Orthography Profiles
--------------------

Orthography profiles can be a combination of two files:

1. orthography profile - a document-specific specification of grapheme clusters (Unicode grapheme clusters)

2. orthography rules - a document-specific specification of orthographic replace rules specified with regular expressions

These files can be used to parse string input into orthographic tokens, as specifed in these documents. Each document should be given the proper extention and their filenames should match, e.g.:

filename.prf - for profiles
filename.rules - for rules files 

An orthography profile is often the only specification needed for orthographic tokenization. Its format is as follows:

Any number of initial lines in the file that are preceded with the hash mark "#" are used to describe the orthography profile or orthography rules files. 

# Dogon comparartive wordlist orthography profile
#
# author: Steven Moran
# author: Jelena Prokic

The first line that does not start with "#" is the header line. The header line and all following lines should contain minimally a specification of a grapheme cluster, e.g.:

graphemes
a
aa
b
ch
...

The header should always specify the keyword "graphemes". If the orthography profile author wishes to include mappings from graphemes to other elements, such as IPA representations, then columns in the orthography profile should be tab (and only tab) delimited, e.g.

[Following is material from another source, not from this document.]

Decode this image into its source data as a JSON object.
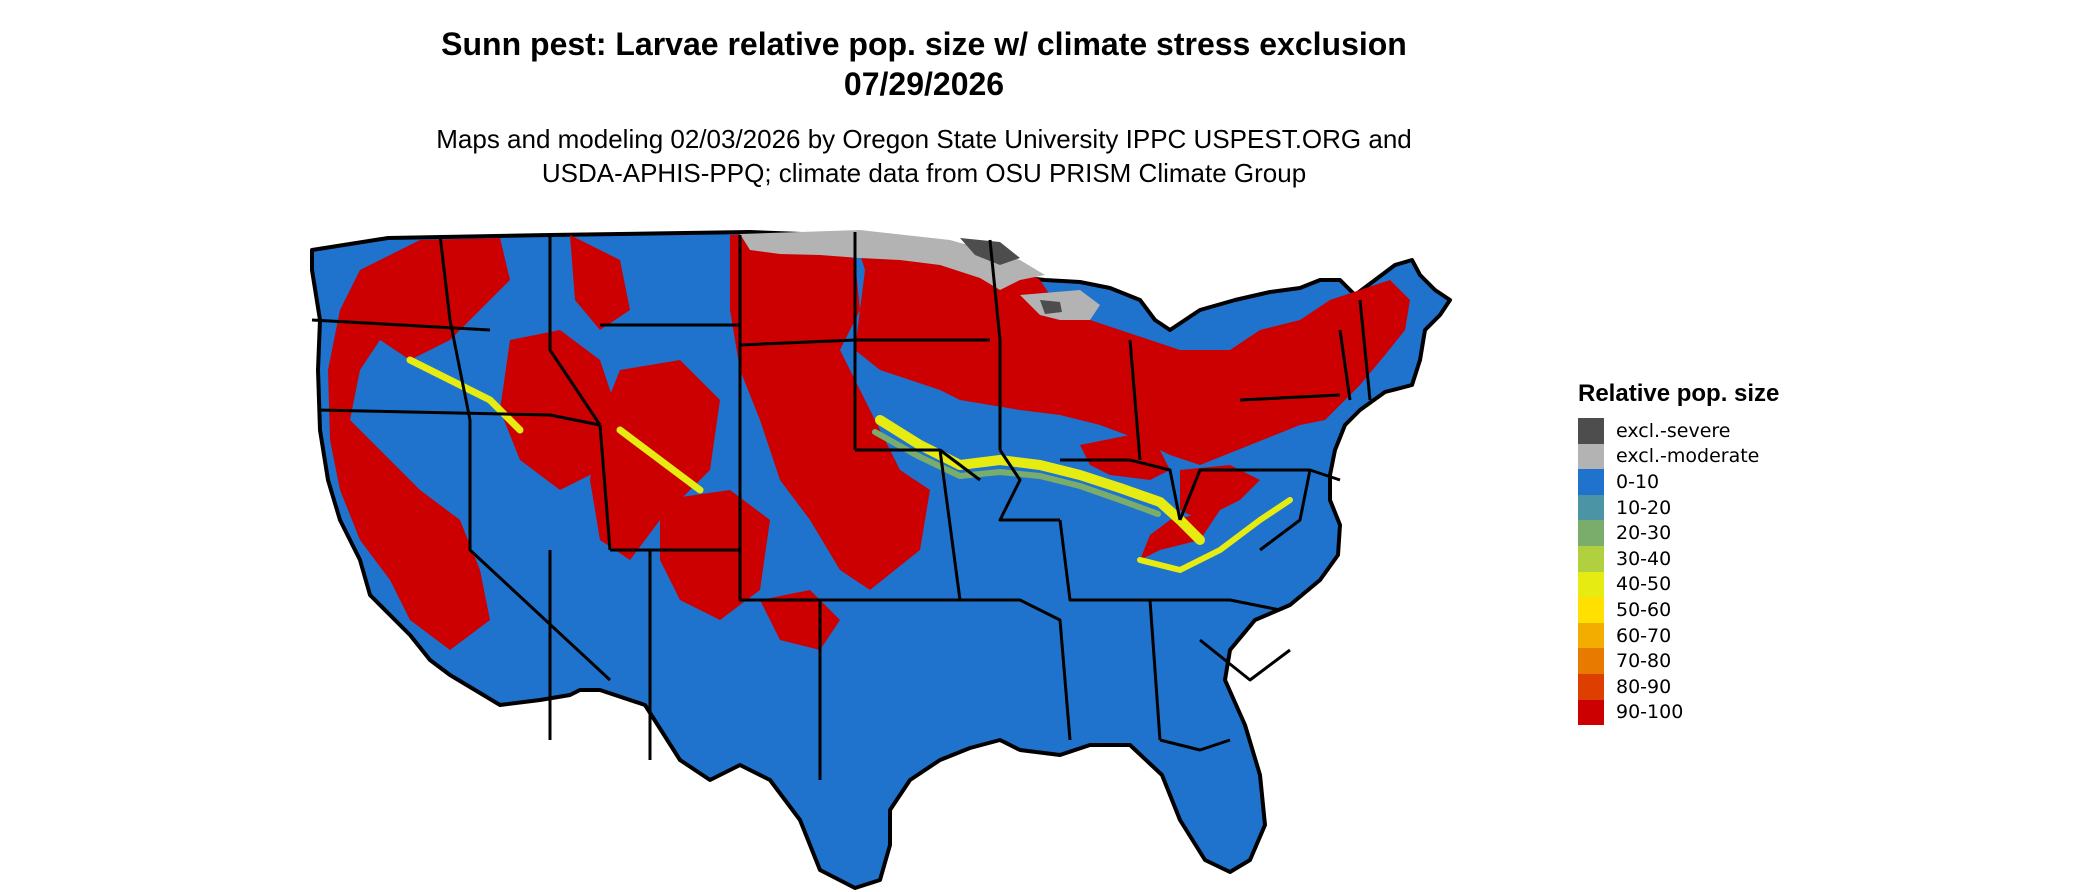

# Dogon comparartive wordlist orthography profile
#
# author: Steven Moran
# author: Jelena Prokic
graphemes IPA
a	  a
aa	  aː
b	  b
ch	  tʃ
x	  NULL
...	  ...

All columns after "graphemes" are user specified.

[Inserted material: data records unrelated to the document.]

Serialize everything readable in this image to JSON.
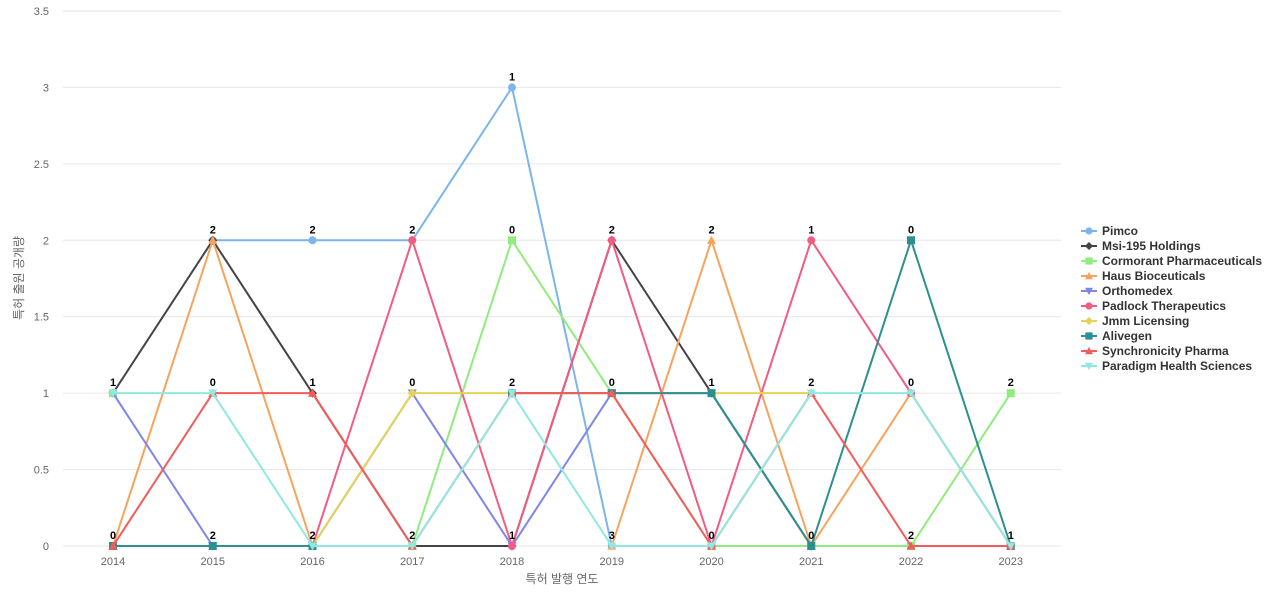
{
  "chart_data": {
    "type": "line",
    "title": "",
    "xlabel": "특허 발행 연도",
    "ylabel": "특허 출원 공개량",
    "x": [
      "2014",
      "2015",
      "2016",
      "2017",
      "2018",
      "2019",
      "2020",
      "2021",
      "2022",
      "2023"
    ],
    "ylim": [
      0,
      3.5
    ],
    "yticks": [
      "0",
      "0.5",
      "1",
      "1.5",
      "2",
      "2.5",
      "3",
      "3.5"
    ],
    "grid": true,
    "legend_position": "right",
    "series": [
      {
        "name": "Pimco",
        "color": "#7cb5ec",
        "marker": "circle",
        "values": [
          null,
          2,
          2,
          2,
          3,
          0,
          null,
          null,
          null,
          null
        ]
      },
      {
        "name": "Msi-195 Holdings",
        "color": "#434348",
        "marker": "diamond",
        "values": [
          1,
          2,
          1,
          0,
          0,
          2,
          1,
          0,
          null,
          null
        ]
      },
      {
        "name": "Cormorant Pharmaceuticals",
        "color": "#90ed7d",
        "marker": "square",
        "values": [
          1,
          null,
          null,
          0,
          2,
          1,
          0,
          0,
          0,
          1
        ]
      },
      {
        "name": "Haus Bioceuticals",
        "color": "#f7a35c",
        "marker": "triangle",
        "values": [
          0,
          2,
          0,
          null,
          null,
          0,
          2,
          0,
          1,
          null
        ]
      },
      {
        "name": "Orthomedex",
        "color": "#8085e9",
        "marker": "triangle-down",
        "values": [
          1,
          0,
          0,
          1,
          0,
          1,
          1,
          null,
          null,
          null
        ]
      },
      {
        "name": "Padlock Therapeutics",
        "color": "#f15c80",
        "marker": "circle",
        "values": [
          null,
          null,
          0,
          2,
          0,
          2,
          0,
          2,
          1,
          0
        ]
      },
      {
        "name": "Jmm Licensing",
        "color": "#e4d354",
        "marker": "diamond",
        "values": [
          null,
          null,
          0,
          1,
          1,
          1,
          1,
          1,
          null,
          null
        ]
      },
      {
        "name": "Alivegen",
        "color": "#2b908f",
        "marker": "square",
        "values": [
          0,
          0,
          0,
          null,
          1,
          1,
          1,
          0,
          2,
          0
        ]
      },
      {
        "name": "Synchronicity Pharma",
        "color": "#f45b5b",
        "marker": "triangle",
        "values": [
          0,
          1,
          1,
          0,
          1,
          1,
          0,
          1,
          0,
          0
        ]
      },
      {
        "name": "Paradigm Health Sciences",
        "color": "#91e8e1",
        "marker": "triangle-down",
        "values": [
          1,
          1,
          0,
          0,
          1,
          0,
          0,
          1,
          1,
          0
        ]
      }
    ],
    "data_labels": [
      "0",
      "1",
      "2",
      "0",
      "2",
      "2",
      "1",
      "2",
      "2",
      "0",
      "2",
      "1",
      "2",
      "0",
      "1",
      "3",
      "0",
      "2",
      "0",
      "1",
      "2",
      "0",
      "2",
      "1",
      "2",
      "0",
      "0",
      "1",
      "2",
      "1",
      "0",
      "1",
      "0",
      "2"
    ]
  }
}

Note we use a special keyword "NULL" to indicate that the source input grapheme has no equivalent in the target column, or in other words, the grapheme should be removed (e.g. in this example any occurrence of <x> will be removed).

The other extension of the orthography profile, the orthography profile rules specification, should also contain a hash-commented header for metadata about the source document. Afterwards, orthography re-write rules are specified line-by-line as regular expressions of the follow format (NOTE: these rules are applied in order, so feeding and bleeding situations can occur):

([a|e|i|o|u])(n)(\s)([a|e|i|o|u|), \1 \2 \4

These strings are delimited by comma "," and follow the Python regular expression format. Here any vowel followed by an <n> by a space and by another vowel is replaced as first vowel followed by space followed by <n> followed by space followed by second vowel, so:

an a

becomes

a n a

Again, this is a document specific specification that should rewrite the orthographic tokenization of words, where necessary and applicable.